Kite-to-kite combat is high entertainment at annual festival Strings Attached

April 29, 1995|By Steve McKerrow | Steve McKerrow,Sun Staff Writer

Ahh, the perfect spring image: High against a blue sky, kites dance gently on the wind, bearing colorful paintings or striking graphic designs.

Suddenly, they begin swirling and slashing, each trying to drag others to the ground or cut them free to float away downwind. Finally, one victor remains flying.

Kite combat?

Such aerial aggression actually reaches back centuries in Asia, ancient birthplace of the kite. Its most spectacular form may be found in Japan, where entire villages engage annually in benign conflict with huge, six-sided fliers known as "rokkaku" kites.

A Westernized version of that Japanese tradition will be part of the 29th Annual Maryland Kite Festival, from 10 a.m. to 4 p.m. at the Hammerman Area of Gunpowder Falls State Park in Chase. The event also features a variety of demonstration and participatory activities involving wind-borne flying machines.

"I would call this a demonstration of a variety of kinds of kites, very much a fun fly," says festival chairman Jon Burkhardt, a Bethesda kite maker and a past president of the Maryland Kite Society, sponsor of the event.

Anyone who attends is invited to bring kites and join the uplifting event, for a "mass ascension" is planned shortly after the 10 a.m. start time. Festival officials will count the kites flying at one time for comparison with previous festivals and similar events elsewhere.

At times, kites fitted with special devices will drop small teddy bears to the ground for youngsters to catch, and enthusiasts of "sport kites" will demonstrate the relatively recent evolution of the flying form. With dual or quadruple lines, these kites perform spectacular aerobatics, often in teamwork choreographed to music accompaniment.

And then there's the Rokkaku Kite Challenge, scheduled sometime in mid-afternoon, says Mr. Burkhardt.

Up to 10 kites may participate, representing a number of kite clubs in Maryland and surrounding states. The beautiful kites measure up to eight feet from top to bottom, require multiple handlers and are made of sturdy nylon and fiberglass so they can fly another day.

"But the rules are that the kites fight and the contestants do not," Mr. Burkhardt jokes.

To maneuver the large kites up and down and laterally, handlers race about the flying field in semi-coordinated patterns at the command of one chief pilot. Tactics include sawing through opponents' flying line with your own or "tipping" another kite with your line, forcing it to crash.

In a typical battle, spectators are invited to lend a hand with the flying lines or to take up position downwind to recover cut kites.

"It's a lot of fun, but it does get hectic," says the festival chairman.

Rokkaku battles have become a popular attraction of U.S. kite festivals in the past decade.

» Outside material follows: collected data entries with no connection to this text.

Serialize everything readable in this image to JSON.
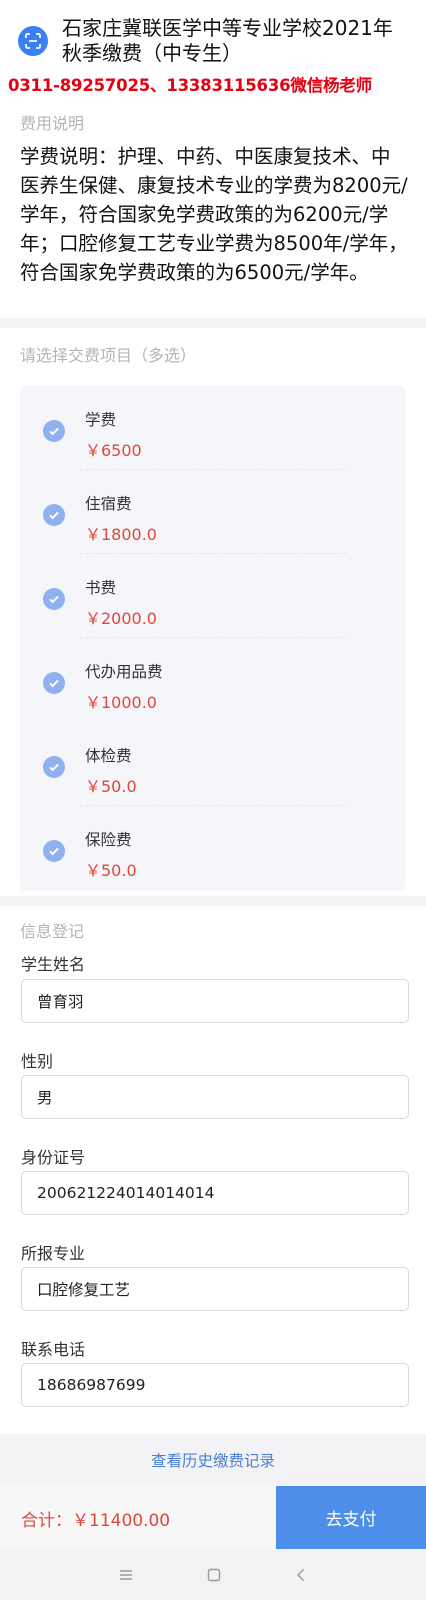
{
  "header": {
    "title": "石家庄冀联医学中等专业学校2021年秋季缴费（中专生）",
    "contact": "0311-89257025、13383115636微信杨老师",
    "scan_icon": "scan-icon",
    "accent": "#3a7ff6"
  },
  "fee_info": {
    "label": "费用说明",
    "text": "学费说明：护理、中药、中医康复技术、中医养生保健、康复技术专业的学费为8200元/学年，符合国家免学费政策的为6200元/学年；口腔修复工艺专业学费为8500年/学年，符合国家免学费政策的为6500元/学年。"
  },
  "items_section": {
    "label": "请选择交费项目（多选）",
    "items": [
      {
        "name": "学费",
        "price": "￥6500",
        "checked": true
      },
      {
        "name": "住宿费",
        "price": "￥1800.0",
        "checked": true
      },
      {
        "name": "书费",
        "price": "￥2000.0",
        "checked": true
      },
      {
        "name": "代办用品费",
        "price": "￥1000.0",
        "checked": true
      },
      {
        "name": "体检费",
        "price": "￥50.0",
        "checked": true
      },
      {
        "name": "保险费",
        "price": "￥50.0",
        "checked": true
      }
    ]
  },
  "registration": {
    "label": "信息登记",
    "fields": [
      {
        "label": "学生姓名",
        "value": "曾育羽"
      },
      {
        "label": "性别",
        "value": "男"
      },
      {
        "label": "身份证号",
        "value": "200621224014014014"
      },
      {
        "label": "所报专业",
        "value": "口腔修复工艺"
      },
      {
        "label": "联系电话",
        "value": "18686987699"
      }
    ]
  },
  "history_link": "查看历史缴费记录",
  "footer": {
    "total_label": "合计：",
    "total_value": "￥11400.00",
    "pay_button": "去支付",
    "price_color": "#e0473c",
    "button_color": "#4d8eea"
  },
  "navbar": {
    "icons": [
      "menu-icon",
      "home-square-icon",
      "back-icon"
    ]
  }
}
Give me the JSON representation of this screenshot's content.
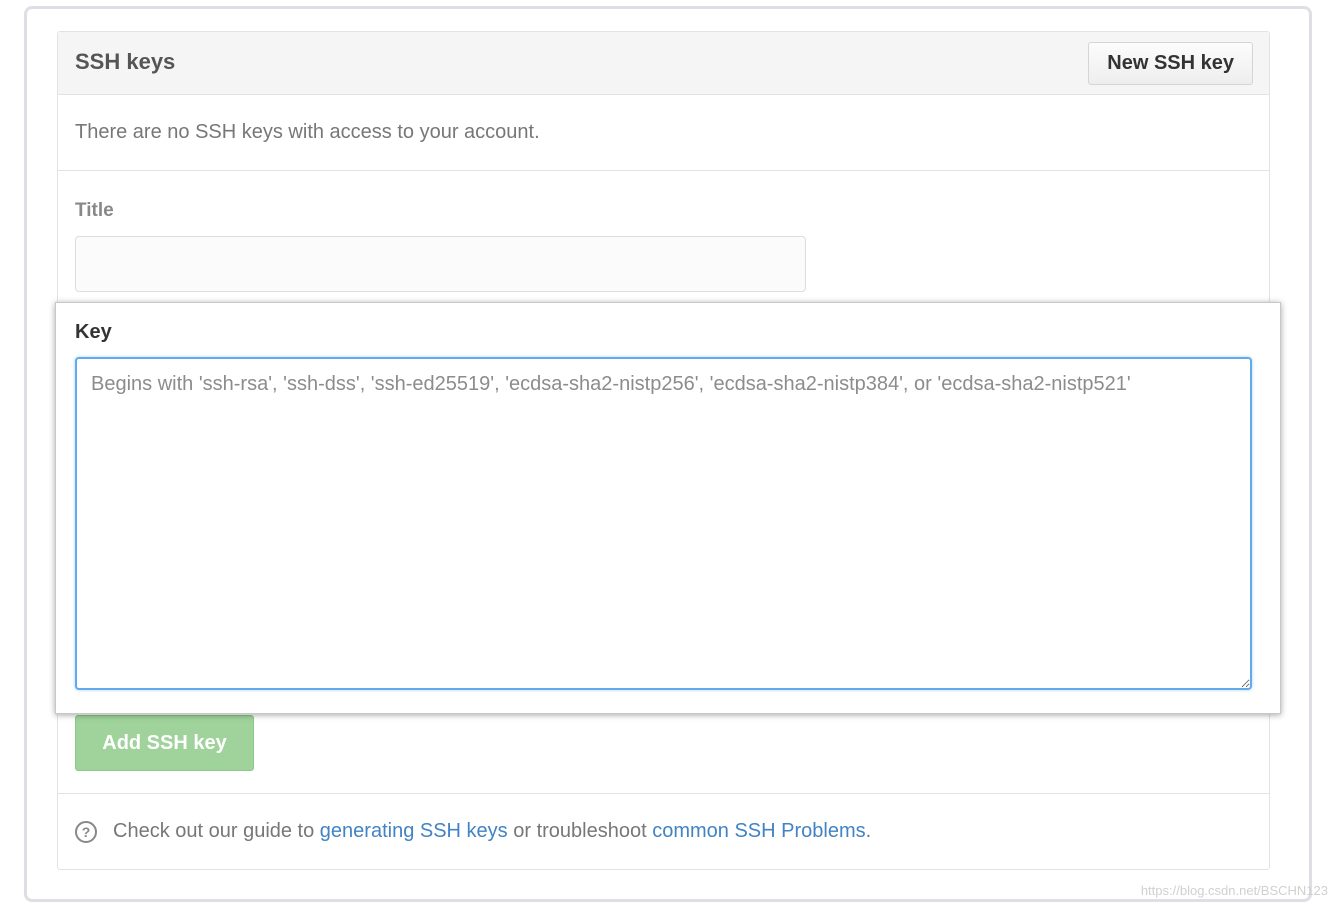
{
  "header": {
    "title": "SSH keys",
    "new_key_button": "New SSH key"
  },
  "empty_state": {
    "text": "There are no SSH keys with access to your account."
  },
  "form": {
    "title_label": "Title",
    "title_value": "",
    "key_label": "Key",
    "key_value": "",
    "key_placeholder": "Begins with 'ssh-rsa', 'ssh-dss', 'ssh-ed25519', 'ecdsa-sha2-nistp256', 'ecdsa-sha2-nistp384', or 'ecdsa-sha2-nistp521'",
    "submit_label": "Add SSH key"
  },
  "footer": {
    "help_icon_glyph": "?",
    "text_before": "Check out our guide to ",
    "link_generating": "generating SSH keys",
    "text_middle": " or troubleshoot ",
    "link_problems": "common SSH Problems",
    "text_after": "."
  },
  "watermark": "https://blog.csdn.net/BSCHN123",
  "colors": {
    "link": "#4183c4",
    "submit_disabled": "#9fd39b",
    "focus_border": "#62aaea"
  },
  "icons": {
    "help": "question-circle-icon"
  }
}
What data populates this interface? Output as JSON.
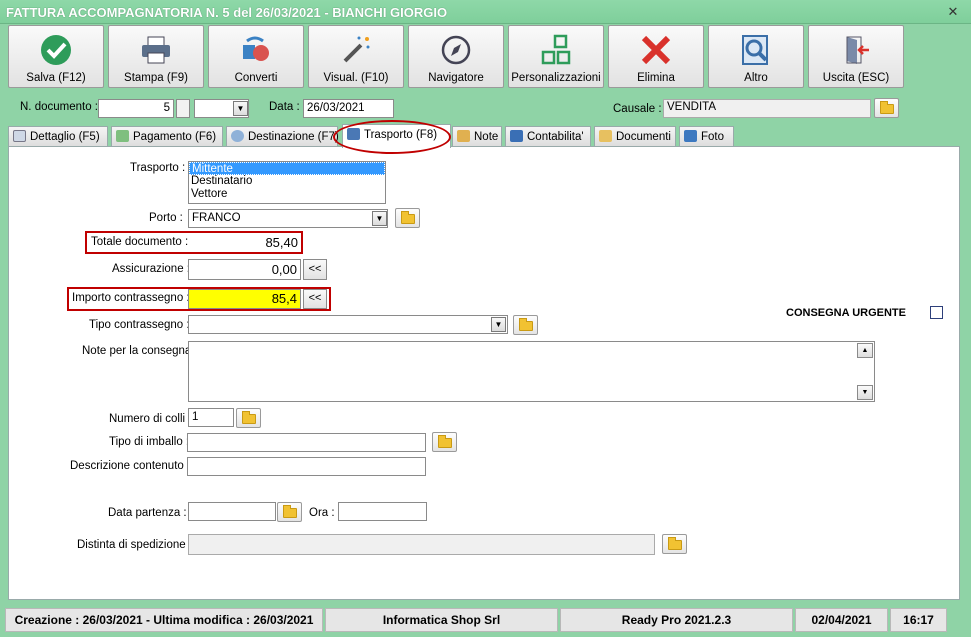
{
  "window": {
    "title": "FATTURA ACCOMPAGNATORIA N. 5 del 26/03/2021 - BIANCHI GIORGIO",
    "close": "✕"
  },
  "toolbar": {
    "buttons": [
      {
        "label": "Salva (F12)",
        "icon": "check-icon"
      },
      {
        "label": "Stampa (F9)",
        "icon": "printer-icon"
      },
      {
        "label": "Converti",
        "icon": "convert-icon"
      },
      {
        "label": "Visual. (F10)",
        "icon": "magic-wand-icon"
      },
      {
        "label": "Navigatore",
        "icon": "compass-icon"
      },
      {
        "label": "Personalizzazioni",
        "icon": "grid-icon"
      },
      {
        "label": "Elimina",
        "icon": "delete-x-icon"
      },
      {
        "label": "Altro",
        "icon": "magnifier-icon"
      },
      {
        "label": "Uscita (ESC)",
        "icon": "exit-door-icon"
      }
    ]
  },
  "header": {
    "doc_number_label": "N. documento :",
    "doc_number_value": "5",
    "date_label": "Data :",
    "date_value": "26/03/2021",
    "causale_label": "Causale :",
    "causale_value": "VENDITA"
  },
  "tabs": [
    {
      "label": "Dettaglio (F5)"
    },
    {
      "label": "Pagamento (F6)"
    },
    {
      "label": "Destinazione (F7)"
    },
    {
      "label": "Trasporto (F8)"
    },
    {
      "label": "Note"
    },
    {
      "label": "Contabilita'"
    },
    {
      "label": "Documenti"
    },
    {
      "label": "Foto"
    }
  ],
  "form": {
    "trasporto_label": "Trasporto :",
    "trasporto_options": [
      "Mittente",
      "Destinatario",
      "Vettore"
    ],
    "trasporto_selected": "Mittente",
    "porto_label": "Porto :",
    "porto_value": "FRANCO",
    "totale_label": "Totale documento :",
    "totale_value": "85,40",
    "assicurazione_label": "Assicurazione :",
    "assicurazione_value": "0,00",
    "contrassegno_label": "Importo contrassegno :",
    "contrassegno_value": "85,4",
    "copy_button": "<<",
    "tipo_contrassegno_label": "Tipo contrassegno :",
    "tipo_contrassegno_value": "",
    "consegna_urgente_label": "CONSEGNA URGENTE",
    "consegna_urgente_checked": false,
    "note_label": "Note per la consegna",
    "note_value": "",
    "colli_label": "Numero di colli :",
    "colli_value": "1",
    "imballo_label": "Tipo di imballo :",
    "imballo_value": "",
    "contenuto_label": "Descrizione contenuto :",
    "contenuto_value": "",
    "partenza_label": "Data partenza :",
    "partenza_value": "",
    "ora_label": "Ora :",
    "ora_value": "",
    "distinta_label": "Distinta di spedizione :",
    "distinta_value": ""
  },
  "status": {
    "dates": "Creazione : 26/03/2021 - Ultima modifica : 26/03/2021",
    "company": "Informatica Shop Srl",
    "version": "Ready Pro 2021.2.3",
    "date": "02/04/2021",
    "time": "16:17"
  },
  "colors": {
    "frame": "#8fd3a6",
    "highlight": "#ffff00",
    "annotation": "#c00000",
    "selection": "#3399ff"
  }
}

Last month's annual Smithsonian Kite Festival on The Mall in Washington, for example, saw one of the largest such combats so far, with 39 kites tangling in the air.

"It was Bevan Brown who first proposed it, from the Japanese tradition, of course," says Valerie Govig, editor of Kite Lines magazine, an internationally circulated quarterly for kite enthusiasts that is published in Randallstown.

Mr. Brown, of Burtonsville, a former Maryland Kite Society president, was inspired by seeing a video of a Japanese rokkaku battle, according to "The Complete Rokkaku Kite Chronicles and Training Manual," a booklet for enthusiasts published by Kite Lines.

The first recorded modern battle was at a convention of the American Kitefliers Association in 1983 in Columbus, Ohio, with several kites and impromptu teams. Since then, the event has taken off.

"We all thought, This'll be fun for a year, and then we'll do something else.' But it's amazing how it's grown," says Ms. Govig, a founding member of an all-female rokkaku team called the Mama-sans.

Teams adopt Japanese-style jackets with club logos and other ceremonial trappings, in salute to the roots of the activity.

Individual combat with small, darting kites -- often flown on lines coated with ground glass to facilitate cutting down opponents -- has been practiced for centuries in India, Korea, Japan and even Brazil.

Legend suggests the origins of the giant kite battles of Japan reach back about 300 years, according to Tal Streeter, author of "The Art of the Japanese Kite" (Weatherhill, $23.95).

In his book, he relates the traditions of an area near the city of Shirone, where an irrigation canal divides two villages. Every June, work stops for a kite festival, in which large rokkaku kites of paper and bamboo cane -- many bearing hand-painted artwork depicting samurai warriors and including monster kites up to 20 feet tall -- are launched from opposing sides of the canal.

One legend recalls that residents of one side of the canal were much poorer than those on the other, and conflict often resulted. A ruler named Lord Mizoguchi "suggested kite fighting as a substitute for street fighting," Mr. Streeter writes.